Roxane Gay's 'Hunger' Breaks Down Body Disassociation
Monday February 18th, 2019
In her memoir, Roxane Gay opens readers up to her relationship with her body: disassociation with feeling and experiencing sensation after her childhood trauma.
Hunger is a memoir written by Roxane Gay. It was published on June 13th, 2017 and it is 320 pages long. Hunger is a personal account of Roxane Gay's life, largely consumed by her weight. She addresses her experience of living in a body without control of her size and lacking the discipline that society encourages women to have over their bodies.
She goes through encounters with her body from a childhood shaken by sexual assault, her 20s, which she calls her "lost years", and becoming an established writer. We follow her as the trauma she was subjected to at 12 years old, follows her relationship with her body until adulthood. She ate to cope with her sorrow and to protect herself from being hurt.
She believed that if she shrouded herself with weight, perhaps she would be so intolerable that she would ultimately be free of male dominion over her body. Hunger is the story of being overweight when "the bigger you are, the smaller your world becomes".
Roxane Gay was born in October of 1974 to Haitian immigrants in Omaha, Nebraska. She was sexually assaulted at the age of twelve which contributed to a subsequent overeating disorder. These habits were formed as a way to manage her pain and trauma as well as regain control of her body. She went away to boarding school shortly after the incident, in addition to weight loss camps nearly every summer. As she approached her teenage years, she began to write as an outlet for her frustration and healing. She often made fictional, female characters who were traumatized or taken advantage of.
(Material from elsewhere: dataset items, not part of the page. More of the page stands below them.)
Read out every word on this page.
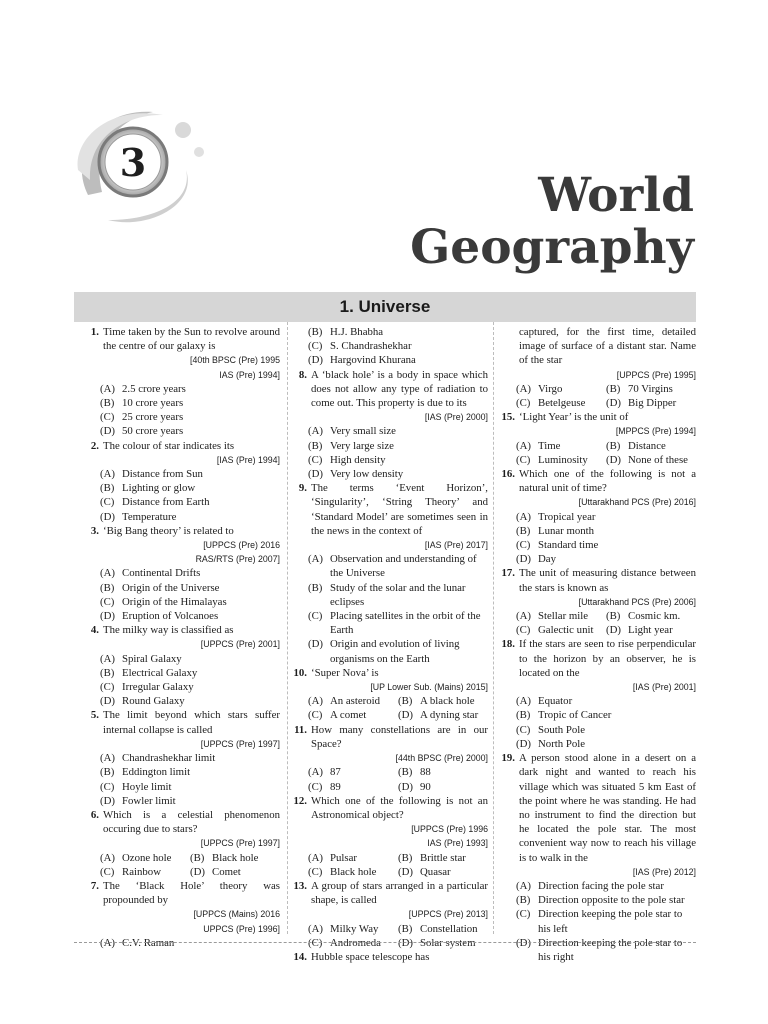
3
World
Geography
1. Universe
1. Time taken by the Sun to revolve around the centre of our galaxy is
[40th BPSC (Pre) 1995
IAS (Pre) 1994]
(A) 2.5 crore years
(B) 10 crore years
(C) 25 crore years
(D) 50 crore years
2. The colour of star indicates its
[IAS (Pre) 1994]
(A) Distance from Sun
(B) Lighting or glow
(C) Distance from Earth
(D) Temperature
3. ‘Big Bang theory’ is related to
[UPPCS (Pre) 2016
RAS/RTS (Pre) 2007]
(A) Continental Drifts
(B) Origin of the Universe
(C) Origin of the Himalayas
(D) Eruption of Volcanoes
4. The milky way is classified as
[UPPCS (Pre) 2001]
(A) Spiral Galaxy
(B) Electrical Galaxy
(C) Irregular Galaxy
(D) Round Galaxy
5. The limit beyond which stars suffer internal collapse is called
[UPPCS (Pre) 1997]
(A) Chandrashekhar limit
(B) Eddington limit
(C) Hoyle limit
(D) Fowler limit
6. Which is a celestial phenomenon occuring due to stars?
[UPPCS (Pre) 1997]
(A) Ozone hole	(B) Black hole
(C) Rainbow	(D) Comet
7. The ‘Black Hole’ theory was propounded by
[UPPCS (Mains) 2016
UPPCS (Pre) 1996]
(A) C.V. Raman
(B) H.J. Bhabha
(C) S. Chandrashekhar
(D) Hargovind Khurana
8. A ‘black hole’ is a body in space which does not allow any type of radiation to come out. This property is due to its
[IAS (Pre) 2000]
(A) Very small size
(B) Very large size
(C) High density
(D) Very low density
9. The terms ‘Event Horizon’, ‘Singularity’, ‘String Theory’ and ‘Standard Model’ are sometimes seen in the news in the context of
[IAS (Pre) 2017]
(A) Observation and understanding of the Universe
(B) Study of the solar and the lunar eclipses
(C) Placing satellites in the orbit of the Earth
(D) Origin and evolution of living organisms on the Earth
10. ‘Super Nova’ is
[UP Lower Sub. (Mains) 2015]
(A) An asteroid	(B) A black hole
(C) A comet	(D) A dyning star
11. How many constellations are in our Space?
[44th BPSC (Pre) 2000]
(A) 87	(B) 88
(C) 89	(D) 90
12. Which one of the following is not an Astronomical object?
[UPPCS (Pre) 1996
IAS (Pre) 1993]
(A) Pulsar	(B) Brittle star
(C) Black hole	(D) Quasar
13. A group of stars arranged in a particular shape, is called
[UPPCS (Pre) 2013]
(A) Milky Way	(B) Constellation
(C) Andromeda	(D) Solar system
14. Hubble space telescope has
captured, for the first time, detailed image of surface of a distant star. Name of the star
[UPPCS (Pre) 1995]
(A) Virgo	(B) 70 Virgins
(C) Betelgeuse	(D) Big Dipper
15. ‘Light Year’ is the unit of
[MPPCS (Pre) 1994]
(A) Time	(B) Distance
(C) Luminosity	(D) None of these
16. Which one of the following is not a natural unit of time?
[Uttarakhand PCS (Pre) 2016]
(A) Tropical year
(B) Lunar month
(C) Standard time
(D) Day
17. The unit of measuring distance between the stars is known as
[Uttarakhand PCS (Pre) 2006]
(A) Stellar mile	(B) Cosmic km.
(C) Galectic unit	(D) Light year
18. If the stars are seen to rise perpendicular to the horizon by an observer, he is located on the
[IAS (Pre) 2001]
(A) Equator
(B) Tropic of Cancer
(C) South Pole
(D) North Pole
19. A person stood alone in a desert on a dark night and wanted to reach his village which was situated 5 km East of the point where he was standing. He had no instrument to find the direction but he located the pole star. The most convenient way now to reach his village is to walk in the
[IAS (Pre) 2012]
(A) Direction facing the pole star
(B) Direction opposite to the pole star
(C) Direction keeping the pole star to his left
(D) Direction keeping the pole star to his right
Currently, Gay is championed as a feminist author, professor, editor, commentator, and activist. She is the author of the New York Times bestseller, Bad Feminist. She writes fictional short stories, autobiography and socio/political commentaries. She is a former writer of World of Wakanda and was one of the first Black women to be a lead writer for Marvel. She is also a contributing opinion writer at the New York Times, the co-founder of PANK magazine, editor of The Rumpus and publisher of Tiny Hardcore Press. She works as an associate professor of English at Purdue University and she is openly bi-sexual.
Her story is deeply personal, making a political statement about expectations of womanhood and gender, sexuality, trauma and hope. We learn how her body has "informed" her feminism and taught her about the greater machines of society demonizing fat bodies and that work so hard to produce unrealistic standards that we hunger for.